Aşk tanrıyı kıskandıracak türden güzel bir duygudur. Koşulsuz bağlılık, mutluluk, hayatını bir insana adamak ve uğrunda her şeyi yapabilecek olmak. Ancak ne yazık ki bu dünya aşk için de fazlasıyla kirli. Yine de bu dünyada yaşanacak bir şey varsa o da en saf haliyle aşktır. Her ne kadar değeri bilinmeyecek ve muhtemelen tek taraflı olacak olsa da...
Eğer tüm bu dayatmaların, acıların, yıkılan hayallerin ve dünya cehenneminde boyun eğmenin bedeliyse öte dünya, varsın her şeye rağmen boyun eğenler anlamsız bir cennette ebediyen yaşasın. Eğer haklı isyanımızın bedeli cehennem olacaksa, varsın ölümden sonra ikinci bir cehennemi yaşayalım. Kötülük yaparak kirli amaçlarına ulaşanlarla sadece adil bir yaşam isteyen ancak asla ulaşamayan bizleri bir tutarak cehenneme atan tanrı da buna adalet desin!
Çocukken gerçekten güzel bir hayatımız olacağına dair kandırıldık. Hayaller kurduk, mücadele ettik. Ancak büyüdükçe hayat kendini öyle bir tanıttı ki bu dünyanın yalnızca bir cehennem olduğunu, saf hayallerin, adaletin, umudun, mutluluğun yalnızca bir ütopya olduğunu kavradık. Boyun eğenler köle olmaya devam etti. Ancak biz aydınlandık, sadece bir ütopya olan hayallerimizi asla bırakmadık ve her şeye karşı yalnızca bir hiç olduk!
Sonunda hiçbir şeyin çözülmeyeceğini bilerek adalet için savaşmak anlamsızdır. Eğer pasif kalmayarak bir savaş vereceksek, bu yalnızca yıkım için olacaktır.
İnsanlık tarihi başladığından beri kötülük bu dünyadan hiç eksik olmadı. İnsanlık sahip olduğu düşünme gücünü ölüm gerçeğine rağmen hırsları için, dünyaya hakim olmak ve en güçlü olmak için kötüye kullandı. Dünyevi hırsları uğruna her şeyi yaptı. Kibri ve egosu o kadar büyüktü ki ölümsüz olma hırsına kapıldı, ölümsüzlük masalları yazdı. Ancak insanlık son yüzyılda en kötü dönemine girdi. Gücü ve hırsları doruk noktasına ulaştı. Artık şundan eminiz ki, nihilizmin belirttiği acı son hiç olmadığı kadar yakın.

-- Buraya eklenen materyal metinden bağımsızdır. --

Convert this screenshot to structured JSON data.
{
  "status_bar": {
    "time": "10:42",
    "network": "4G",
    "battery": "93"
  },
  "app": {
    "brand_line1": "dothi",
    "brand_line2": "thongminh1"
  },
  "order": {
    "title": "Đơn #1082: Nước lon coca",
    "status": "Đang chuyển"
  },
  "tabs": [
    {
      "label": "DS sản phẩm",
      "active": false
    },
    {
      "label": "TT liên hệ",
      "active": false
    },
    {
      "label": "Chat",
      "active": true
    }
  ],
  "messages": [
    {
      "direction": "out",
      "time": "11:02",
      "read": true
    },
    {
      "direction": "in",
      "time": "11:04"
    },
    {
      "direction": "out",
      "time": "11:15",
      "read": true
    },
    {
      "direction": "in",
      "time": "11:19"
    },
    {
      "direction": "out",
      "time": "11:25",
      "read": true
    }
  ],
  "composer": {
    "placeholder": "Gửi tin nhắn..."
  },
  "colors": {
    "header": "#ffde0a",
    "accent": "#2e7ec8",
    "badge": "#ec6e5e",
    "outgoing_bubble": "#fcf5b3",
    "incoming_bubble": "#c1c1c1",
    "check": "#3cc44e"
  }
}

Bazı insanlar her şeyin farkında olduğunu düşünüp güzel bir dünya için çabalamaya devam ediyor. Ancak şu bir gerçek ki, insanlık hiçbir zaman aydınlanmayacak ve bu dünya hiçbir zaman güzel bir yer olmayacak. En başta güç istencine dayalı doğa kanunları ve daha sonra insanlığın kurduğu bu düzen ve medeniyet buna asla izin vermeyecek. Bu yüzden biz her şeyin farkındayız ve hiçbir şey yapmıyoruz.
Köle olduklarının farkında olmayan düzen köleleri özgürlüğü hiçbir zaman anlayamaz.

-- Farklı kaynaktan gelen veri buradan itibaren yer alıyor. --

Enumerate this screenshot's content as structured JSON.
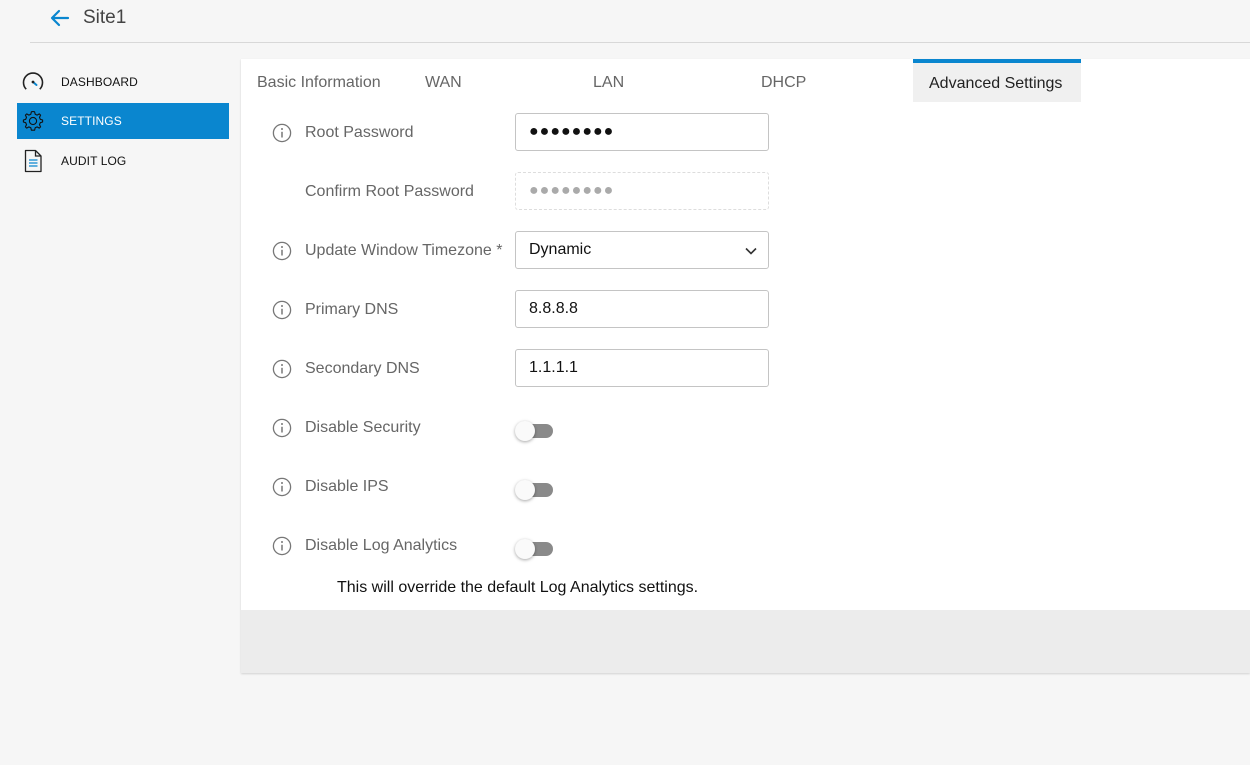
{
  "header": {
    "title": "Site1",
    "back_icon": "arrow-left-icon",
    "accent_color": "#0a86cf"
  },
  "sidebar": {
    "items": [
      {
        "label": "DASHBOARD",
        "icon": "speedometer-icon",
        "active": false
      },
      {
        "label": "SETTINGS",
        "icon": "gear-icon",
        "active": true
      },
      {
        "label": "AUDIT LOG",
        "icon": "document-icon",
        "active": false
      }
    ]
  },
  "tabs": [
    {
      "label": "Basic Information",
      "active": false
    },
    {
      "label": "WAN",
      "active": false
    },
    {
      "label": "LAN",
      "active": false
    },
    {
      "label": "DHCP",
      "active": false
    },
    {
      "label": "Advanced Settings",
      "active": true
    }
  ],
  "form": {
    "root_password": {
      "label": "Root Password",
      "value": "●●●●●●●●"
    },
    "confirm_root_password": {
      "label": "Confirm Root Password",
      "value": "●●●●●●●●"
    },
    "timezone": {
      "label": "Update Window Timezone *",
      "value": "Dynamic"
    },
    "primary_dns": {
      "label": "Primary DNS",
      "value": "8.8.8.8"
    },
    "secondary_dns": {
      "label": "Secondary DNS",
      "value": "1.1.1.1"
    },
    "disable_security": {
      "label": "Disable Security",
      "enabled": false
    },
    "disable_ips": {
      "label": "Disable IPS",
      "enabled": false
    },
    "disable_log_analytics": {
      "label": "Disable Log Analytics",
      "enabled": false
    },
    "log_analytics_note": "This will override the default Log Analytics settings."
  }
}
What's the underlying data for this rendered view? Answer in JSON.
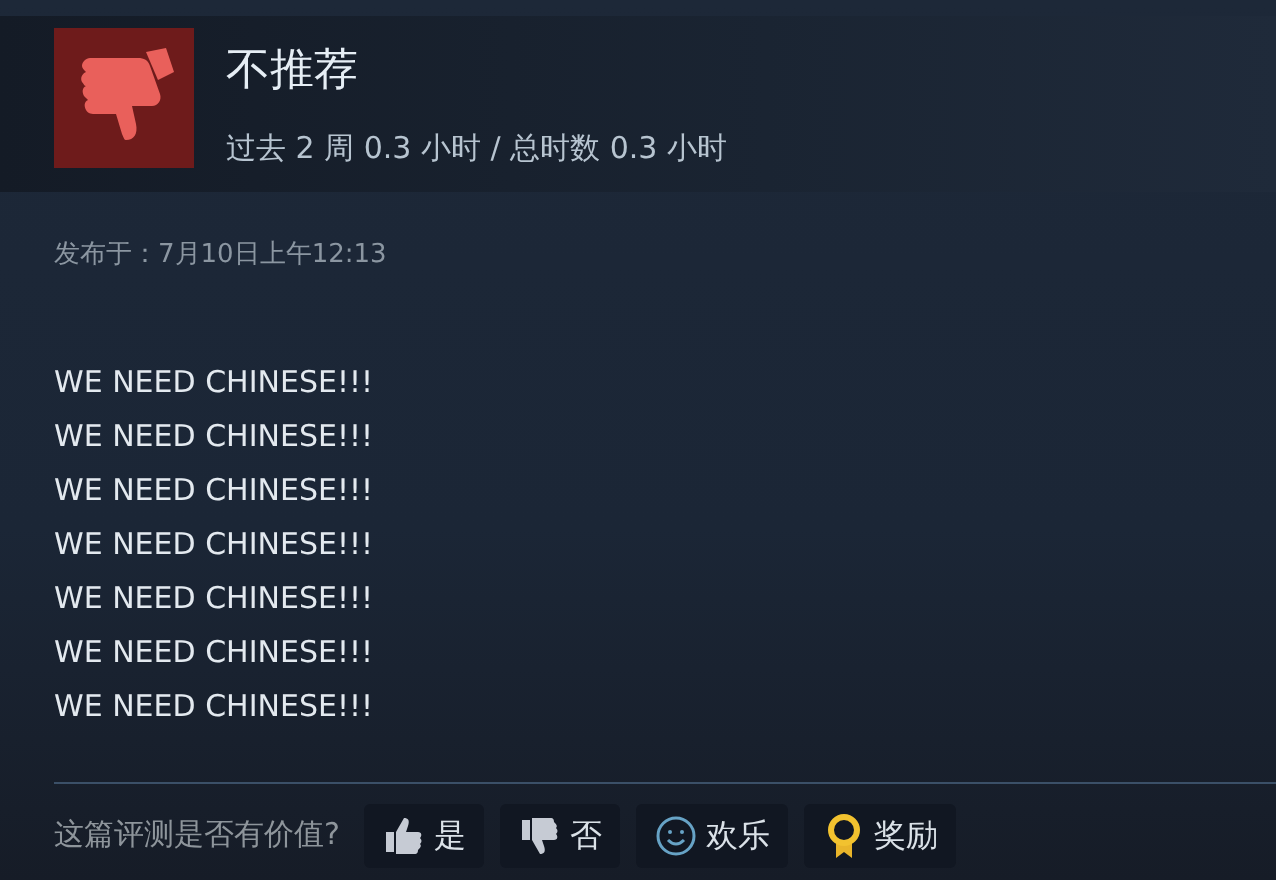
{
  "review": {
    "verdict": "不推荐",
    "playtime": "过去 2 周 0.3 小时 / 总时数 0.3 小时",
    "posted": "发布于：7月10日上午12:13",
    "body": [
      "WE NEED CHINESE!!!",
      "WE NEED CHINESE!!!",
      "WE NEED CHINESE!!!",
      "WE NEED CHINESE!!!",
      "WE NEED CHINESE!!!",
      "WE NEED CHINESE!!!",
      "WE NEED CHINESE!!!"
    ]
  },
  "feedback": {
    "prompt": "这篇评测是否有价值?",
    "buttons": [
      {
        "label": "是",
        "kind": "thumbs-up"
      },
      {
        "label": "否",
        "kind": "thumbs-down"
      },
      {
        "label": "欢乐",
        "kind": "smile"
      },
      {
        "label": "奖励",
        "kind": "award"
      }
    ]
  }
}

Dünyadaki bütün düşmanlıkların sebebi yönetenlerin çıkar çatışmalarıdır. Din ve milliyetçilikle birbirlerini hiç tanımayan insanları birbirlerine ölesiye düşman ederler. Halbuki dini, ırkı ne olursa olsun herkes yalnızca insandır. İnsanlar ancak birbirlerini tanıdıklarında ve yalnızca ölümlü birer insan olduklarını anladıklarında tüm bu düşmanlıkların anlamsızlığını kavrayabilirler.
Nasıl da coşkuyla kutluyorlar köle olmayı. Nasıl da mutlular düzenin cahil köleleri. Her gün yanı başlarında insanlar haksız yere ölürken veya haksız bir yaşam sürerlerken bir gün kendilerinin de aynı sonu yaşayacaklarını düşünmeden düzene itaat etmeye devam ediyorlar. Yaşama izni karşılığında bu adi düzene ömür boyu kölelik ediyorlar ve aslında bu alışverişten hiçbirinin haberi yok! Halbuki mutluluk aslında ne kadar kolaymış, yeter ki bir beyniniz olmasın!

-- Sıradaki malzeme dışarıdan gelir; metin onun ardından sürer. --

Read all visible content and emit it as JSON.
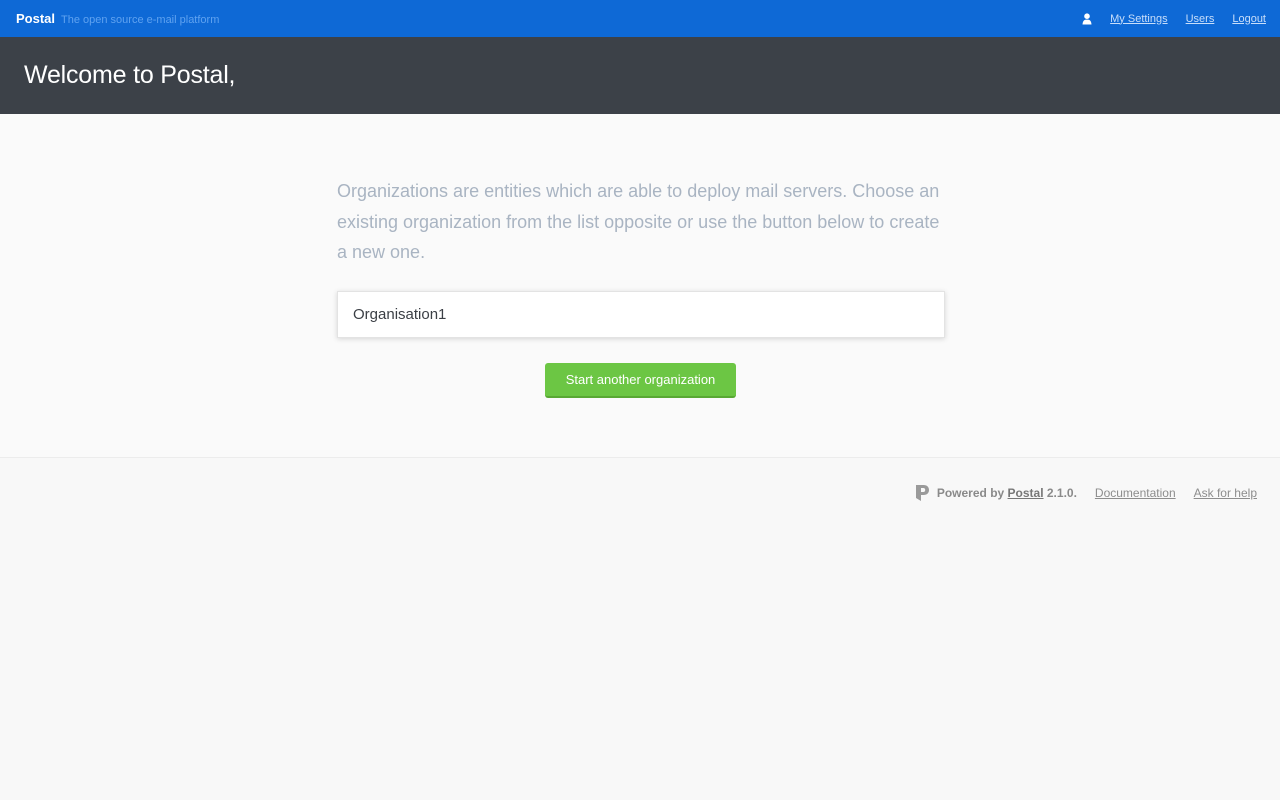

Dünyadan medet umarsan ve mutlu olacağını sanarsan üzülürsün, hayallerin yıkılır. Güzel bir dünya yalanlarına kanarsan dünya sana kendini tanıttığında yıkılırsın. İnsanlara güvenirsen, pişman edilirsin. İyilikten, dürüstlükten yanaysan daima sürünürsün. Seni kollayan bir tanrıya ve onun adına yazılan yalanlara kanarsan, gerçekleri farkettiğinde isyan edersin. Düzenin istediği gibi yaşar, onların değer yargılarına inanırsan ömrünü yalnızca bir köle olarak geçirirsin. Gerçek şudur ki, adaletsiz ve düzeni bozuk bu dünyada her şeyden arınarak yalnızca bir hiç olunmalıdır.
Eğer ki yeryüzünde bir insan bir insana emir verebiliyorsa, birileri sefalet içinde yaşıyorken birileri lüks içinde yaşıyorsa, yönetenlerin yarattığı ve kendi çıkarları için kullandığı değer yargıları tüm insanlığa dayatılıyorsa, sömürü düzen olmuş sömürenler saygıdeğer sömürülenler köle olmuşsa ve en kötüsü de insanlık buna ses çıkarmıyorsa yaşamak için hiçbir sebep kalmamış demektir. Çünkü böyle bir dünyada mutluluk yalnızca umut edilendir, umut bir hayal, hayaller ise yalnızca bir ütopyadır.
Herkes doğanın verdiği rolü oynar. Dahi bir insanın bilim adamı olması bir başarı değil, olması gerekenin gerçekleşmesidir. Eğer ki dünyadaki rolünüzün dışına çıkabiliyor, mucizeler yaratabiliyor ve olmaz denilen şeyleri oldurabiliyorsanız işte başarı budur.
Dünyanın adaletsiz, anlamsız, değersiz ve saçma insanlığın ise adi bir ırk olduğunun farkına bir kere vardıktan sonra artık geri dönemezsiniz. Dünyaya aldanmaz, yaşamdan medet ummaz insanlığa asla kanmazsınız.
Dünyada kötü olarak tabir edilen bir olaya şaşırmak anlamsızdır. Bu dünyada iyi şeyler imkansız olabiliyorken, aklınıza gelebilecek her kötü şeyin gerçekleşmesi olağandır, şaşırtıcı değildir.
Düşünen bir insan, kendi dünyasının sınırları içerisinde kendisini ve dünyasını çözümleyebilir ve bu evrensel değildir. Tüm dünya hatta evreni baz alırsak, bir insan hiçbir şey bilmez. Bu açıdan, mutlak ve evrensel bilgi yoktur.